According to C3’s investigations, trusted clients are contacted through these networks and are offered brochures of the children on the auction blocks – either physical booklets containing a small selection, or online catalogues of up to 60 girls.
Customers are passed a secret PIN number, which grants them access to the auction website. Clients can then bid on the girls, with C3 registering prices as high as five million pesos (about £1,600) for the right to take the child’s virginity. When the auction is completed, the sites are taken down, and the brochures destroyed.
After the experience, the girls very rarely return to family life, and instead get drawn ever deeper into the Medellin underworld.
“What happens is the girls begin to have a different life because they have access to money and with this money they have access to drugs,” says the youth worker. “They end up far from home, involved with gang members – their way of life is changed from a very young age.”
The gang’s recruitment and abuse of young girls is not just a security issue, it is also cultural, according to Clara Ines, the director of Medellin women’s rights NGO Vamos Mujer. “In the context of the war, and in the context of the ‘narcotisation’ of the culture, women have gone from being thought of as sexual objects to becoming merchandise,” she says. “Women have become the spoils of war.”
The Medellin authorities say they are aware of the practice but their efforts to tackle it are limited by the silence that surrounds the issue.

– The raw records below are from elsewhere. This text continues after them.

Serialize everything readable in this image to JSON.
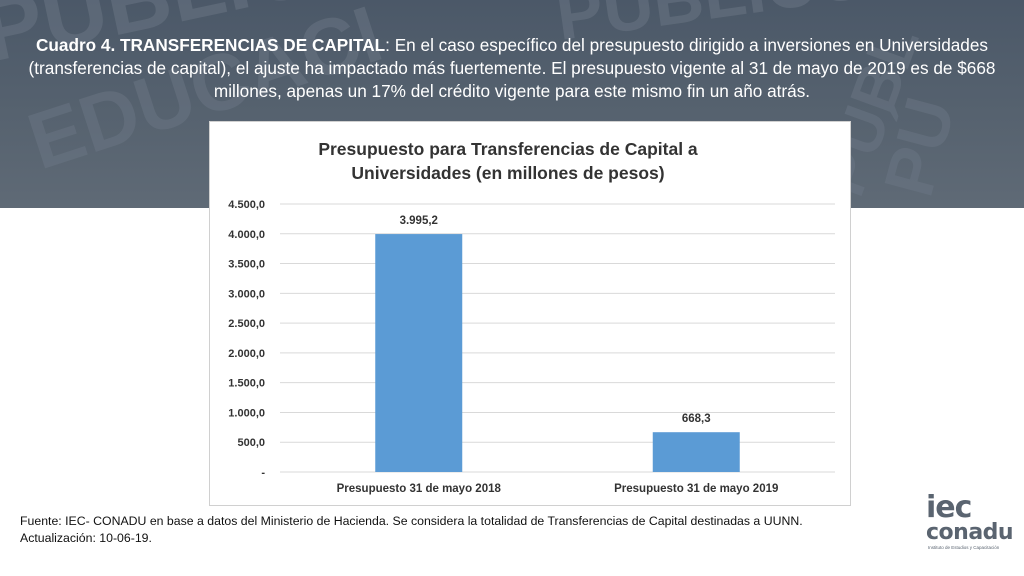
{
  "heading": {
    "bold": "Cuadro 4. TRANSFERENCIAS DE CAPITAL",
    "body": ": En el caso específico del presupuesto dirigido a inversiones en Universidades (transferencias de capital), el ajuste ha impactado más fuertemente. El presupuesto vigente al 31 de mayo de 2019 es de $668 millones, apenas un 17% del crédito vigente para este mismo fin un año atrás."
  },
  "chart_data": {
    "type": "bar",
    "title_line1": "Presupuesto para Transferencias de Capital a",
    "title_line2": "Universidades (en millones de pesos)",
    "categories": [
      "Presupuesto 31 de mayo 2018",
      "Presupuesto 31 de mayo 2019"
    ],
    "values": [
      3995.2,
      668.3
    ],
    "data_labels": [
      "3.995,2",
      "668,3"
    ],
    "yticks": [
      "-",
      "500,0",
      "1.000,0",
      "1.500,0",
      "2.000,0",
      "2.500,0",
      "3.000,0",
      "3.500,0",
      "4.000,0",
      "4.500,0"
    ],
    "ylim": [
      0,
      4500
    ],
    "grid": true,
    "bar_color": "#5b9bd5"
  },
  "footer": {
    "line1": "Fuente: IEC- CONADU en base a datos del Ministerio de Hacienda. Se considera la totalidad de Transferencias de Capital destinadas a UUNN.",
    "line2": "Actualización: 10-06-19."
  },
  "logo": {
    "line1": "iec",
    "line2": "conadu",
    "sub": "Instituto de Estudios y Capacitación"
  }
}
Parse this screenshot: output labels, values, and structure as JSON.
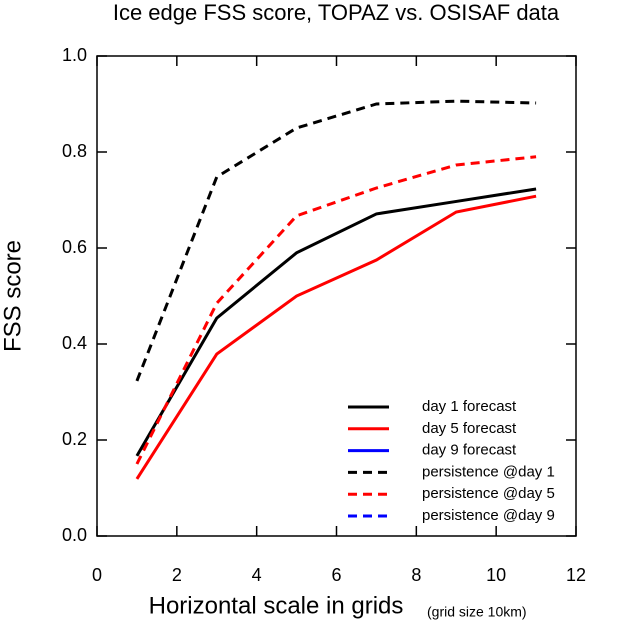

They also say they are hamstrung by the fact that many of the children being groomed for the sex trade enter into gang life voluntarily.
“From a very early age they look at it as something natural, something normal,” says Jesus Sanchez, the Medellin human rights ombudsman. “There are cases where the parents call attention to it, they ask the state to intervene, but the child says they don’t want to be part of a protection program, they want to stay in the environment and belong to the group.”
However, many of those working with the victims say the response of the authorities has been weak.
“This phenomenon exists and it is getting worse every day, but there is no state or police action,” says Pardo.
Pardo believes the situation is a clear example of the growing gulf between the facade Medellin now presents to the world, and the reality of poverty and violence still rampant in the comunas, where child prostitution and virgin auctions are just another daily horror to endure.
“This has become part of the landscape, part of the cruel reality of the other Medellin – the one that is not visible, the one that does not appear in the media, that does not involve grand construction projects and fancy restaurants,” says Pardo. “In the comunas it is lack of opportunity and poverty that reigns.”